Prepare the gel solutions (HIGH, LOW, plug and stacking gel) in 50 ml tubes, on ice, as described on Table 2 (the APS solution is added just before starting pouring the gel). For bacteria amplicons analysis, a 30-60 % gradient is usually used. Prepare 1 ml of plug gel solution (1,5 ml 0 % solution + 4,5 ul TEMED + 15 ul APS) and pour it at the bottom of the DGGE plate cassette (between glass plates) prior to make the main resolving gradient gels. It will prevent leakage from the bottom of the plates. For casting gradient gels, a gradient former, a magnetic stirrer and a peristaltic pump (BioRad) is used.
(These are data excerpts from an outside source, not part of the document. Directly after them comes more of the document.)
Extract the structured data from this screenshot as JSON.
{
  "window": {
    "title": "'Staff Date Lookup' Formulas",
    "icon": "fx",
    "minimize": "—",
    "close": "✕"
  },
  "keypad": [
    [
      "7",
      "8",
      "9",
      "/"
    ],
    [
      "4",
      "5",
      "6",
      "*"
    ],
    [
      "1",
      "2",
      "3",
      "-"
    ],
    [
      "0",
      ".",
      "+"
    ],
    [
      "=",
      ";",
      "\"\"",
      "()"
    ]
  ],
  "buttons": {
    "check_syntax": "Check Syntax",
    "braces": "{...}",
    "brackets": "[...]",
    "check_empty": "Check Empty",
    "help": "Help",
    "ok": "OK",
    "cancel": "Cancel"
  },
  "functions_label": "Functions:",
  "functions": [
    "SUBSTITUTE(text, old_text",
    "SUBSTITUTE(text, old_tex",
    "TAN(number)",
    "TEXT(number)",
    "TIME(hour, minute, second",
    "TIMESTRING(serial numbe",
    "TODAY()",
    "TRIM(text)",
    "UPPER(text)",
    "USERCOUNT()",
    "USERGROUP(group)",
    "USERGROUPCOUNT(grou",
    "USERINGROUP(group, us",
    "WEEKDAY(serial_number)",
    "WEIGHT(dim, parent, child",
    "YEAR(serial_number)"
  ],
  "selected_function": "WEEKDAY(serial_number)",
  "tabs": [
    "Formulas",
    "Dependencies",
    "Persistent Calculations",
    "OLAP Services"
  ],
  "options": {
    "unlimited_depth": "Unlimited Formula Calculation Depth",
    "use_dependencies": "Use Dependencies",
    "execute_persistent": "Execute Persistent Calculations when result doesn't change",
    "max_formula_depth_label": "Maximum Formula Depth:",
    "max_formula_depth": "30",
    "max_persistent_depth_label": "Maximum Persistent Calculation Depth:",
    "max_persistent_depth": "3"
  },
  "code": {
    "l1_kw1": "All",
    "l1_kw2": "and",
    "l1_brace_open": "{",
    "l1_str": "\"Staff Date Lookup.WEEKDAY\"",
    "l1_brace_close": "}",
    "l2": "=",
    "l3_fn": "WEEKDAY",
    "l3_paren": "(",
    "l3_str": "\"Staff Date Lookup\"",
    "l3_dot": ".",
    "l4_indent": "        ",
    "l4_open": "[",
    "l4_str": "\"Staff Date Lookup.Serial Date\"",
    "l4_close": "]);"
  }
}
Rinse the gradient maker and tubes with demi-water, switch on the pump at running speed (20 ml/min) and drain the system. Close the screw between the compartments of the gradient maker. Dry the compartments with a tissue. Add 10% APS to the HIGH and LOW solutions and pour it in the right and left compartment, respectively. Start the stirrer. Open the screw and immediately start the pump at 4 ml/min. Place the needle between the glass plates and secure the tube. Remove the needle when the gel is poured, switch off the pump and transfer to the erlenmeyer flask. Rinse the compartments with demi-water, switch on the pump and drain the system.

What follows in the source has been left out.